Documentos mostram que Lula espalha fake news sobre dívidas de ditaduras com o BNDES

Lula Maduro e Fidel

Documentos provam que a justificativa do presidente Lula (PT) para garantir a volta dos empréstimos do BNDES a ditaduras da América Latina é mentirosa. Segundo o presidente, Venezuela e Cuba não pagaram suas dívidas porque Bolsonaro “deixou de cobrar para ficar nos acusando”. As mentiras do presidente foram expostas pela jornalista Malu Gaspar, de O Globo. Assim que assumiu o governo, Bolsonaro manteve as cobranças. A informação é comprovada por documentos dos quais a jornalista teve acesso. As cobranças foram enviadas à representação da Venezuela no Brasil pela Secretaria Especial de Comércio Exterior e Assuntos Internacionais do Ministério da Economia. Em novembro de 2022, mesmo após ter perdido a eleição, Bolsonaro seguiu com as cobranças. Carta datada do dia 21 de novembro mostra que a Venezuela já tinha um débito acumulado de mais de R$ 6 bilhões em valores atualizados. Lula também mentiu sobre Cuba durante discurso no BNDES. O governo Bolsonaro não rompeu laços diplomáticos com a ditadura dos Castro. Cuba e Venezuela possuem, juntos, possuem uma dívida de 2,1 bilhões de dólares (valor que supera R$ 11 bilhões) com o BNDES. O valor corresponde a 20% dos 10,5 bilhões de dólares distribuídos por governos brasileiros de orientação esquerdista.
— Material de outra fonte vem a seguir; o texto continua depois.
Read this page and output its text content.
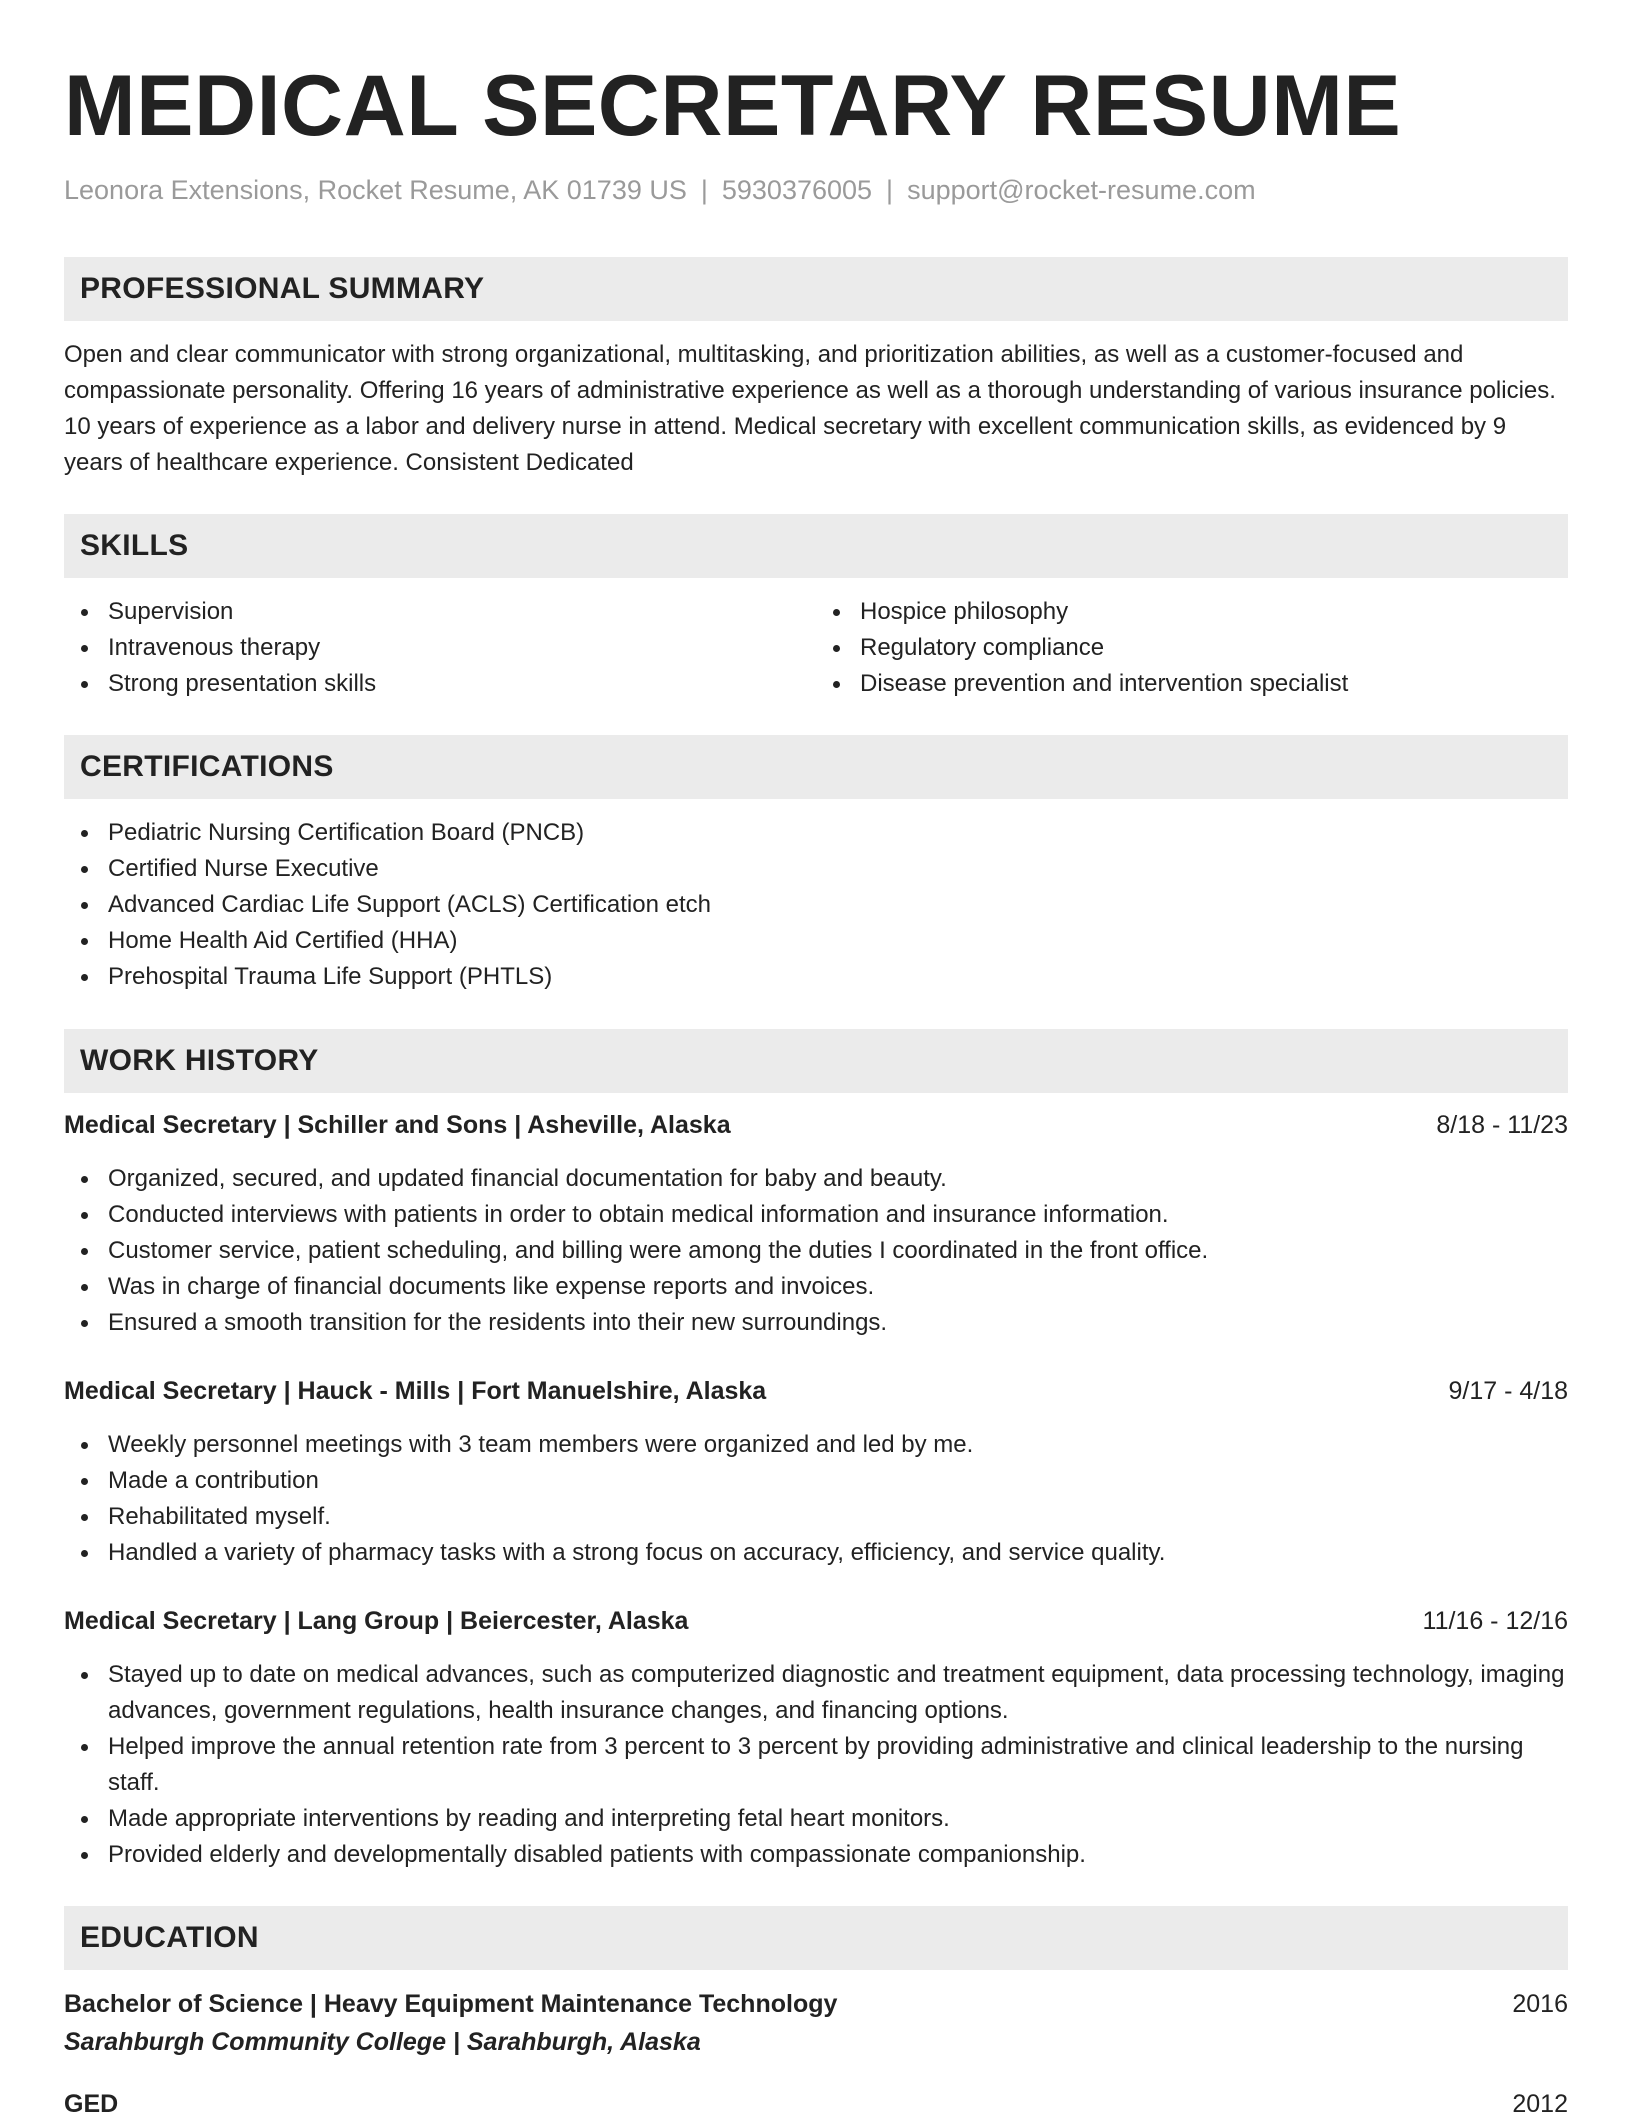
MEDICAL SECRETARY RESUME
Leonora Extensions, Rocket Resume, AK 01739 US | 5930376005 | support@rocket-resume.com
PROFESSIONAL SUMMARY

Open and clear communicator with strong organizational, multitasking, and prioritization abilities, as well as a customer-focused and compassionate personality. Offering 16 years of administrative experience as well as a thorough understanding of various insurance policies. 10 years of experience as a labor and delivery nurse in attend. Medical secretary with excellent communication skills, as evidenced by 9 years of healthcare experience. Consistent Dedicated

SKILLS
Supervision
Intravenous therapy
Strong presentation skills
Hospice philosophy
Regulatory compliance
Disease prevention and intervention specialist
CERTIFICATIONS
Pediatric Nursing Certification Board (PNCB)
Certified Nurse Executive
Advanced Cardiac Life Support (ACLS) Certification etch
Home Health Aid Certified (HHA)
Prehospital Trauma Life Support (PHTLS)
WORK HISTORY
Medical Secretary | Schiller and Sons | Asheville, Alaska	8/18 - 11/23
Organized, secured, and updated financial documentation for baby and beauty.
Conducted interviews with patients in order to obtain medical information and insurance information.
Customer service, patient scheduling, and billing were among the duties I coordinated in the front office.
Was in charge of financial documents like expense reports and invoices.
Ensured a smooth transition for the residents into their new surroundings.
Medical Secretary | Hauck - Mills | Fort Manuelshire, Alaska	9/17 - 4/18
Weekly personnel meetings with 3 team members were organized and led by me.
Made a contribution
Rehabilitated myself.
Handled a variety of pharmacy tasks with a strong focus on accuracy, efficiency, and service quality.
Medical Secretary | Lang Group | Beiercester, Alaska	11/16 - 12/16
Stayed up to date on medical advances, such as computerized diagnostic and treatment equipment, data processing technology, imaging advances, government regulations, health insurance changes, and financing options.
Helped improve the annual retention rate from 3 percent to 3 percent by providing administrative and clinical leadership to the nursing staff.
Made appropriate interventions by reading and interpreting fetal heart monitors.
Provided elderly and developmentally disabled patients with compassionate companionship.
EDUCATION
Bachelor of Science | Heavy Equipment Maintenance Technology	2016
Sarahburgh Community College | Sarahburgh, Alaska
GED	2012
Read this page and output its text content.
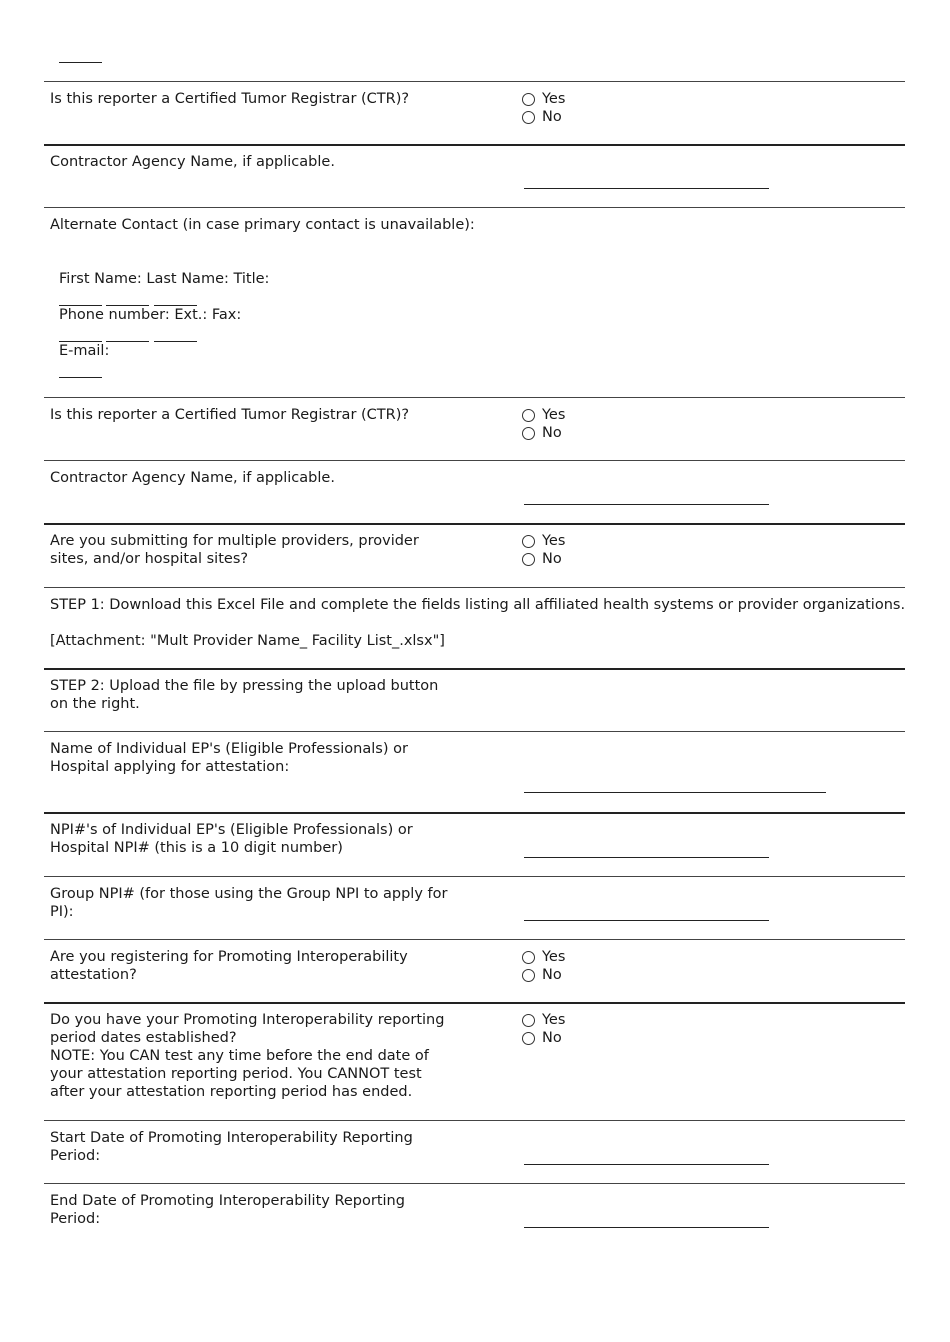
Is this reporter a Certified Tumor Registrar (CTR)?	Yes
No
Contractor Agency Name, if applicable.
Alternate Contact (in case primary contact is unavailable):
First Name: Last Name: Title:
Phone number: Ext.: Fax:
E-mail:
Is this reporter a Certified Tumor Registrar (CTR)?	Yes
No
Contractor Agency Name, if applicable.
Are you submitting for multiple providers, provider
sites, and/or hospital sites?
Yes
No
STEP 1: Download this Excel File and complete the fields listing all affiliated health systems or provider organizations.
[Attachment: "Mult Provider Name_ Facility List_.xlsx"]
STEP 2: Upload the file by pressing the upload button
on the right.
Name of Individual EP's (Eligible Professionals) or
Hospital applying for attestation:
NPI#'s of Individual EP's (Eligible Professionals) or
Hospital NPI# (this is a 10 digit number)
Group NPI# (for those using the Group NPI to apply for
PI):
Are you registering for Promoting Interoperability
attestation?
Yes
No
Do you have your Promoting Interoperability reporting
period dates established?
NOTE: You CAN test any time before the end date of
your attestation reporting period. You CANNOT test
after your attestation reporting period has ended.
Yes
No
Start Date of Promoting Interoperability Reporting
Period:
End Date of Promoting Interoperability Reporting
Period:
Atrás dos dois países em montantes da dívida com o BNDES estão a República Dominicana (154 milhões de dólares), Gana (104 milhões de dólares), Guatemala (98 milhões de dólares), Moçambique (53 milhões de dólares), Equador (49 milhões de dólares), Argentina (47 milhões de dólares), Honduras (37 milhões de dólares) e Costa Rica (15 milhões de dólares). O BNDES não fica sem receber os recursos do calote. Quando firmados os contratos, há a garantia por parte do Governo Federal de pagamento em caso de atraso. O povo brasileiro figura como uma espécie de fiador dos contratos por meio do Fundo Garantia à Exportação (FGE), do tesouro nacional. Até o ano passado, o pagador de impostos nacional já havia arcado com 750 parcelas em atraso dos empréstimos contraídos por Cuba e Venezuela que Lula quer reativar.